Double Member Borough

Published in The History of Parliament: the House of Commons 1754-1790, ed. L. Namier, J. Brooke., 1964
Available from Boydell and Brewer

Background Information

Right of Election:

in the freemen

Number of voters:

about 25

Elections

DateCandidate
19 Apr. 1754Robert Nugent
 Henry Seymour Conway
10 Dec. 1754James Newsham vice Nugent, chose to sit for Bristol
18 Apr. 1757Conway re-elected after appointment to office
4 Dec. 1760Conway re-elected after appointment to office
14 Apr. 1761Edmund Nugent
 Richard Hussey
23 Mar. 1768Edmund Nugent
 George Boscawen
17 Jan. 1770Michael Byrne vice Nugent, vacated his seat
4 Dec. 1772James Edward Colleton vice Byrne, deceased
12 Oct. 1774Robert Nugent, Visct. Clare
 Hugh Boscawen
14 Sept. 1780Robert Nugent, Earl Nugent
 Hugh Boscawen
6 Apr. 1784Robert Nugent, Earl Nugent
 Hugh Boscawen
19 June 1784William Young vice Nugent, vacated his seat

Main Article

Thomas Jones, Lord Edgcumbe’s agent, wrote about St. Mawes in June 1760:

Lord Falmouth and Mr. Nugent, but the latter is lord of the borough and makes the returning officer and thereby has the strongest and most secure interest.

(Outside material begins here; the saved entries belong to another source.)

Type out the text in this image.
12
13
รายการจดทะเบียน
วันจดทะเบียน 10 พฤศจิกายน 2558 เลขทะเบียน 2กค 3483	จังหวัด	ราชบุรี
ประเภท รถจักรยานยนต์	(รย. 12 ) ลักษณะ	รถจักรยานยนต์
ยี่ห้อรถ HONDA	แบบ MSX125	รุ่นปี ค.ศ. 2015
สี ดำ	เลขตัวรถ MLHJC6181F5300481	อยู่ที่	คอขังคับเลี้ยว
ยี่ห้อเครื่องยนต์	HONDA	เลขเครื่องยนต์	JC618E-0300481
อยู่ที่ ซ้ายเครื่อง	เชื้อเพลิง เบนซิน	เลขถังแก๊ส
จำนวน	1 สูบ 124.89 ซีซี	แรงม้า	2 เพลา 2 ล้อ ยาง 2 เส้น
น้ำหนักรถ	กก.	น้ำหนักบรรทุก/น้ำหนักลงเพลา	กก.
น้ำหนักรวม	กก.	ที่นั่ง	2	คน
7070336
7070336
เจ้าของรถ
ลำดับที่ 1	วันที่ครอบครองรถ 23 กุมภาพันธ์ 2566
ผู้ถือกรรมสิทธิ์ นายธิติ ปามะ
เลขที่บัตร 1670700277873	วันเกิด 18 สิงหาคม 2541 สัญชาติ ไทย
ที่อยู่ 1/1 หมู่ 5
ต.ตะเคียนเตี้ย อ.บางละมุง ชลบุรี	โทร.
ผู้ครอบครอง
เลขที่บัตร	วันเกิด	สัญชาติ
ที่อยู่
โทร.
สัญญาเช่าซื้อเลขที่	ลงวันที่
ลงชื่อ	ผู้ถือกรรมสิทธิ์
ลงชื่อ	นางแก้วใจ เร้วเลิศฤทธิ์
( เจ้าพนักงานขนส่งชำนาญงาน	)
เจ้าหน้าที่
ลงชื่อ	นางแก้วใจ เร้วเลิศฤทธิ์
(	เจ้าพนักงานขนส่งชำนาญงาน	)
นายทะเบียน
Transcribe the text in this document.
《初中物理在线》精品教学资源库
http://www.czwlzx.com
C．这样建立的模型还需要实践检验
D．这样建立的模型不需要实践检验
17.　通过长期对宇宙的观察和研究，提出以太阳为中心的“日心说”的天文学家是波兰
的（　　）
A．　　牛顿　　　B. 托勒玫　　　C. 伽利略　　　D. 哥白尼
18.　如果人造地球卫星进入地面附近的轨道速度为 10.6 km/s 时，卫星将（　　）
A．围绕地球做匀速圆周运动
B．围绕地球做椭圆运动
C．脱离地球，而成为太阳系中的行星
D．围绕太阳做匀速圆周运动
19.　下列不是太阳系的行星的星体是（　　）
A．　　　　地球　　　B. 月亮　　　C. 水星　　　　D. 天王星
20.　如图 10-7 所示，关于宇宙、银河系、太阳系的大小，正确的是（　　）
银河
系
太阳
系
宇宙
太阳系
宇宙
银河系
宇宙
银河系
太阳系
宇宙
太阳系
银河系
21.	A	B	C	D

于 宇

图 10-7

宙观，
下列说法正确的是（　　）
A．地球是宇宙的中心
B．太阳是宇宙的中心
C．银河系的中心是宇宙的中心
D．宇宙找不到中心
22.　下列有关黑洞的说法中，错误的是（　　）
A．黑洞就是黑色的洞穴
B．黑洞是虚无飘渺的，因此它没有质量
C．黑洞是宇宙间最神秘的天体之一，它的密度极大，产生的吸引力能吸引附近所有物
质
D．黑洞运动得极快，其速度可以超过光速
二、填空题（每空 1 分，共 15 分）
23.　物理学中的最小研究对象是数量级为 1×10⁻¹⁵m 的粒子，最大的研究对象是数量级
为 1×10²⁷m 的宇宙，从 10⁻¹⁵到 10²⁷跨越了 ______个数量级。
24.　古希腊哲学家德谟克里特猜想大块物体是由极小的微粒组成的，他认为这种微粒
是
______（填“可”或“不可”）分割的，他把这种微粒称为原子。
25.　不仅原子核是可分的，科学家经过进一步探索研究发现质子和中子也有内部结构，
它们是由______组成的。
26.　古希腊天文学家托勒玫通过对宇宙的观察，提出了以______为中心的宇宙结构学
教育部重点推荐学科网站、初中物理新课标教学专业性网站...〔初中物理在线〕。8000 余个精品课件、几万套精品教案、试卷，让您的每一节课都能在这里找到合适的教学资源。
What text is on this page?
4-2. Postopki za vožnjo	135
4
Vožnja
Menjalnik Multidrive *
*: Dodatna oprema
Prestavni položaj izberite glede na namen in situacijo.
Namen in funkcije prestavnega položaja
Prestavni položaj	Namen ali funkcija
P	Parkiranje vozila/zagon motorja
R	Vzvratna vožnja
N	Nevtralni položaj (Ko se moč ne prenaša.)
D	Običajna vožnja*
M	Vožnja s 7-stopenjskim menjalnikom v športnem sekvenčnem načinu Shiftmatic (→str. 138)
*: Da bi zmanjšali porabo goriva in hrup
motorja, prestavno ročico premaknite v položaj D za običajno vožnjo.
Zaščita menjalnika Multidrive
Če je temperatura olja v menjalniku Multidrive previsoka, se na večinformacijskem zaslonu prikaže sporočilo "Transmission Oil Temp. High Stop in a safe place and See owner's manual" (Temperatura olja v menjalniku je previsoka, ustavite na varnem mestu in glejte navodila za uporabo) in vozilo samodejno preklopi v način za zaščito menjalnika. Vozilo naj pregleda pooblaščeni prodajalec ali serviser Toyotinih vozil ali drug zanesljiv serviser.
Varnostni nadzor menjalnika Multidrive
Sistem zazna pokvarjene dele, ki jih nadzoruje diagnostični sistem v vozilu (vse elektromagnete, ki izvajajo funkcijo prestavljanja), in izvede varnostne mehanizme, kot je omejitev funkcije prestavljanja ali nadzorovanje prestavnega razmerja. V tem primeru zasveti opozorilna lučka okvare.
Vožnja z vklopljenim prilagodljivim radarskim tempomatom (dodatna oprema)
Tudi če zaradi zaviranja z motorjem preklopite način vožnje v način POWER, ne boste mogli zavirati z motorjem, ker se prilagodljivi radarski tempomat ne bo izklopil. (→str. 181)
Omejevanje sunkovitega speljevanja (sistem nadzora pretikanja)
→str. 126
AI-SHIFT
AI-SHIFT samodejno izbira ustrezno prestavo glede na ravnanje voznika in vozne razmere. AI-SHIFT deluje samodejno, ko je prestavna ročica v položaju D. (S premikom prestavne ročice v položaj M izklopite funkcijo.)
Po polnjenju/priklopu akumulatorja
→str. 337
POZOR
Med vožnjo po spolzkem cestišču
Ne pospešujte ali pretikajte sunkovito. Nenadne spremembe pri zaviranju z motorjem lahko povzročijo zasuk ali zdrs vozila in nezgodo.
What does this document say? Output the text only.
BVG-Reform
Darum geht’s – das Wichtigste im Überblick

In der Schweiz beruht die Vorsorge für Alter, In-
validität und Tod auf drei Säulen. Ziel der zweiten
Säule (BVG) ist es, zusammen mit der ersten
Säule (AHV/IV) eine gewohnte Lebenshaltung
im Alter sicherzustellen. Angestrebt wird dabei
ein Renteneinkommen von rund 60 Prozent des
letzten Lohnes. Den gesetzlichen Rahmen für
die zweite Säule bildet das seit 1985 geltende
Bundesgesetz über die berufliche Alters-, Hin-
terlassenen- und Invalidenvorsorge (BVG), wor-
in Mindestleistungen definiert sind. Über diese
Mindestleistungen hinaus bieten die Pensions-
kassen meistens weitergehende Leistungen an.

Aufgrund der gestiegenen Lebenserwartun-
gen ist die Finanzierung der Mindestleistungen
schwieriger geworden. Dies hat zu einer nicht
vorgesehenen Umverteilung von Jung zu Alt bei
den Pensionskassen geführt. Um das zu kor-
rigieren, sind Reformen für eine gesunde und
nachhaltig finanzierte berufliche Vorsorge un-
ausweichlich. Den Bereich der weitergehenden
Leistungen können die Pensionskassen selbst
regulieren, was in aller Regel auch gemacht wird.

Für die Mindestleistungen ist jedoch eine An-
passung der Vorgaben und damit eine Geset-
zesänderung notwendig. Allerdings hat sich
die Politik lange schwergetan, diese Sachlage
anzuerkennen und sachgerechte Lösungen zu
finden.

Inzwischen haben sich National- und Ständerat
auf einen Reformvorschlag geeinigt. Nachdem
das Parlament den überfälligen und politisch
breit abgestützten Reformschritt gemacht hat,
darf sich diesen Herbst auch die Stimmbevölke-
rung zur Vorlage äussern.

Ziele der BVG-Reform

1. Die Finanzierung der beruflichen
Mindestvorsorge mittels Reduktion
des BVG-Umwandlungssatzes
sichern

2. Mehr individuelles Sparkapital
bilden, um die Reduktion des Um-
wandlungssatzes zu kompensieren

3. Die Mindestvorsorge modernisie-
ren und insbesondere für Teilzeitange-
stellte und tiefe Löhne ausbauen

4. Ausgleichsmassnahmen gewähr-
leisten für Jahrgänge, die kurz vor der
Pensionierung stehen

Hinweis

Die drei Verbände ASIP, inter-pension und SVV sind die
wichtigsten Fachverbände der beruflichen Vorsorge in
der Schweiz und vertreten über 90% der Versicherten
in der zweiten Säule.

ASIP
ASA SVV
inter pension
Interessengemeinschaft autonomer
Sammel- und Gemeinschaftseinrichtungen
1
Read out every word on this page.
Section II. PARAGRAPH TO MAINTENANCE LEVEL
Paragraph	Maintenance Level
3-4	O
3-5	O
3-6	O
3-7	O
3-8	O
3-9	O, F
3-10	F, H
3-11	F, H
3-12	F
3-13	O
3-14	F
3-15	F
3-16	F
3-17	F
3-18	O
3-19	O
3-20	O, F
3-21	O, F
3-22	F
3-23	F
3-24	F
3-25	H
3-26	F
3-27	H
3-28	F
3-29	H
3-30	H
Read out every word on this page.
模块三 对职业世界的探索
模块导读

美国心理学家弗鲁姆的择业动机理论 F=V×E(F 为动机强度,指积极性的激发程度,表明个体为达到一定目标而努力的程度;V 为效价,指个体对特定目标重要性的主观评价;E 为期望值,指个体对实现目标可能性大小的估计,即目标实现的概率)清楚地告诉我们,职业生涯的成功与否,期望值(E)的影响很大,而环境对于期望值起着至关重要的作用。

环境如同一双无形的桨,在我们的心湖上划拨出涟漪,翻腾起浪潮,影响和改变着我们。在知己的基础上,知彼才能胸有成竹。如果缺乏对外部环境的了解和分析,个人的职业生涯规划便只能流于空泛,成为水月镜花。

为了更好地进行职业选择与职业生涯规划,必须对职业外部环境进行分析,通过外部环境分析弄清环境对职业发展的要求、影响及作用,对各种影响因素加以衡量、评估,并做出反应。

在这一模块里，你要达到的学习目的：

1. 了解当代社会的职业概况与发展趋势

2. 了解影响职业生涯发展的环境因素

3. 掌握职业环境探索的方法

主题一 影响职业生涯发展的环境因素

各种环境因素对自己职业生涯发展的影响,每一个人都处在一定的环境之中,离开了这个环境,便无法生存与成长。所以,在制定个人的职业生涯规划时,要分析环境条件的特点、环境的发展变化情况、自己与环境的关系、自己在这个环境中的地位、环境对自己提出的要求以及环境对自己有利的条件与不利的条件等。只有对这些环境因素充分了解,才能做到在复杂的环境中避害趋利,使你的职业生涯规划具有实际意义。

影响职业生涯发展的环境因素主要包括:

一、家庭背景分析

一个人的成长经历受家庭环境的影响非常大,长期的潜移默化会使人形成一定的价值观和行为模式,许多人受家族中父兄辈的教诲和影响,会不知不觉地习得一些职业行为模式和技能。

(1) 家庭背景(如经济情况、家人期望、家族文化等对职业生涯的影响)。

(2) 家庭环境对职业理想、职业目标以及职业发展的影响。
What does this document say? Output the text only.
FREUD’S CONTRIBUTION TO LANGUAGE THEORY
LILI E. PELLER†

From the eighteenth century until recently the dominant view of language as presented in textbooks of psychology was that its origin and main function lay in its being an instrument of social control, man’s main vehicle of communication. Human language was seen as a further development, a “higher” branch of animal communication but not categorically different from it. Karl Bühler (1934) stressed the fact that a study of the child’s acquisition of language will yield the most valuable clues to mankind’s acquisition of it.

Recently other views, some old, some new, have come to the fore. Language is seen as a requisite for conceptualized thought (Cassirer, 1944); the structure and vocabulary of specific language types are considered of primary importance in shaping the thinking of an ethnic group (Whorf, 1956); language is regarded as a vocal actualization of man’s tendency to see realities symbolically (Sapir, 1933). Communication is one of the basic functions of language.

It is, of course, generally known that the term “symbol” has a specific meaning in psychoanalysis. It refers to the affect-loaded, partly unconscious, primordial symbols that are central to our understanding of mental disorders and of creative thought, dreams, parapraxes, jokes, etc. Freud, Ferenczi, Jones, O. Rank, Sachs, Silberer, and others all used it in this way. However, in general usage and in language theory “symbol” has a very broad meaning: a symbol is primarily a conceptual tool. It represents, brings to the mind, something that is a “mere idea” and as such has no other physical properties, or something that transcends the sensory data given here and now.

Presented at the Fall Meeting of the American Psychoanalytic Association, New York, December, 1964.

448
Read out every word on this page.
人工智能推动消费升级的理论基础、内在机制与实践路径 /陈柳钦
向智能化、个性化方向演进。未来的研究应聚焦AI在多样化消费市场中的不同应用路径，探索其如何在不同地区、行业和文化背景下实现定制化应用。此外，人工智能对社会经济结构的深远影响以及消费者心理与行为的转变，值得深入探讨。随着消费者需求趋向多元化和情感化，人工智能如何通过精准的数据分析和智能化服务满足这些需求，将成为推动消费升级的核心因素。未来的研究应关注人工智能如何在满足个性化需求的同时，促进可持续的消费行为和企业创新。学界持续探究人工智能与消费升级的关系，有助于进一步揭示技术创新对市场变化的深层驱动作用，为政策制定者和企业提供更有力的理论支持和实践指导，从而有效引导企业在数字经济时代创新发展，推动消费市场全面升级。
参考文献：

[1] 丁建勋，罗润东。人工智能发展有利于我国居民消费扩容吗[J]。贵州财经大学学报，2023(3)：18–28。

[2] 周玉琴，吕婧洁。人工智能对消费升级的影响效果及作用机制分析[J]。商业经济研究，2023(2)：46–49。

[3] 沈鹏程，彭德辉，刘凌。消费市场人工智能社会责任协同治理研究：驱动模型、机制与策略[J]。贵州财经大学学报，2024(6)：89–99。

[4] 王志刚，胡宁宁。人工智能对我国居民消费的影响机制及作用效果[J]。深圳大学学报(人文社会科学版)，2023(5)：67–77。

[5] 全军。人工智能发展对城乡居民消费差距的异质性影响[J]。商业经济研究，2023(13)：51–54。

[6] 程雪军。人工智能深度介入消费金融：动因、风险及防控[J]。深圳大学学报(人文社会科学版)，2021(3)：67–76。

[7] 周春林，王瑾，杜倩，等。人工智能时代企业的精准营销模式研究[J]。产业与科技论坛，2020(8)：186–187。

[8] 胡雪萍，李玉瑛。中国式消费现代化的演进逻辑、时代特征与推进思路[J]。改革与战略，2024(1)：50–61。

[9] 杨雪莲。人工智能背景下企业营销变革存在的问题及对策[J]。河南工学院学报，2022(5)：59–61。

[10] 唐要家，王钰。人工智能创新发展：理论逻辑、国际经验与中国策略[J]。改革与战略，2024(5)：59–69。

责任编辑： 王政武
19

And Nugent himself said in the House on 13 Apr. 1780, during the debate on disfranchising revenue officers:

He was perfectly safe at St. Mawes ... Five-sixths of the borough was his own property, his constituents were his tenants, and he was sure of his election.1

The two co-operated, though not without occasional jealousies. When in 1764 a vacancy seemed imminent in the governorship of St. Mawes castle, the post was ‘eagerly solicited’ by both ‘in support of their respective interests’, Nugent desiring that Falmouth ‘might not name any near relation or dependant of his to it’, while he let his son, Colonel Edmund Nugent, apply for it, though with an offer to depart from it rather than put Grenville under difficulties. In the end neither side was given the appointment.2

Hugh, 2nd Viscount Falmouth, at his death, 4 Feb. 1782, left his interest in the borough to his illegitimate son, Hugh Boscawen, M.P. for St. Mawes 1774-90. Nugent, who had acquired his interest through his marriage with Anne, sister and co-heiress of James Craggs, M.P., bequeathed it, at his death, 14 Oct. 1788, to his daughter Mary Elizabeth, wife of George Grenville, 1st Marquess of Buckingham (Nugent’s only son having pre-deceased him). Boscawen sold out his interest to Buckingham, who thus came to control both seats.

Author: Sir Lewis Namier

Notes

  • 1. Add. 32907, ff. 461-2; Almon, xvii. 515.
  • 2. Grenville to Nugent, 27 Oct. 1764, to Ld. Suffolk, 22 Jan. 1765, Grenville letter bk.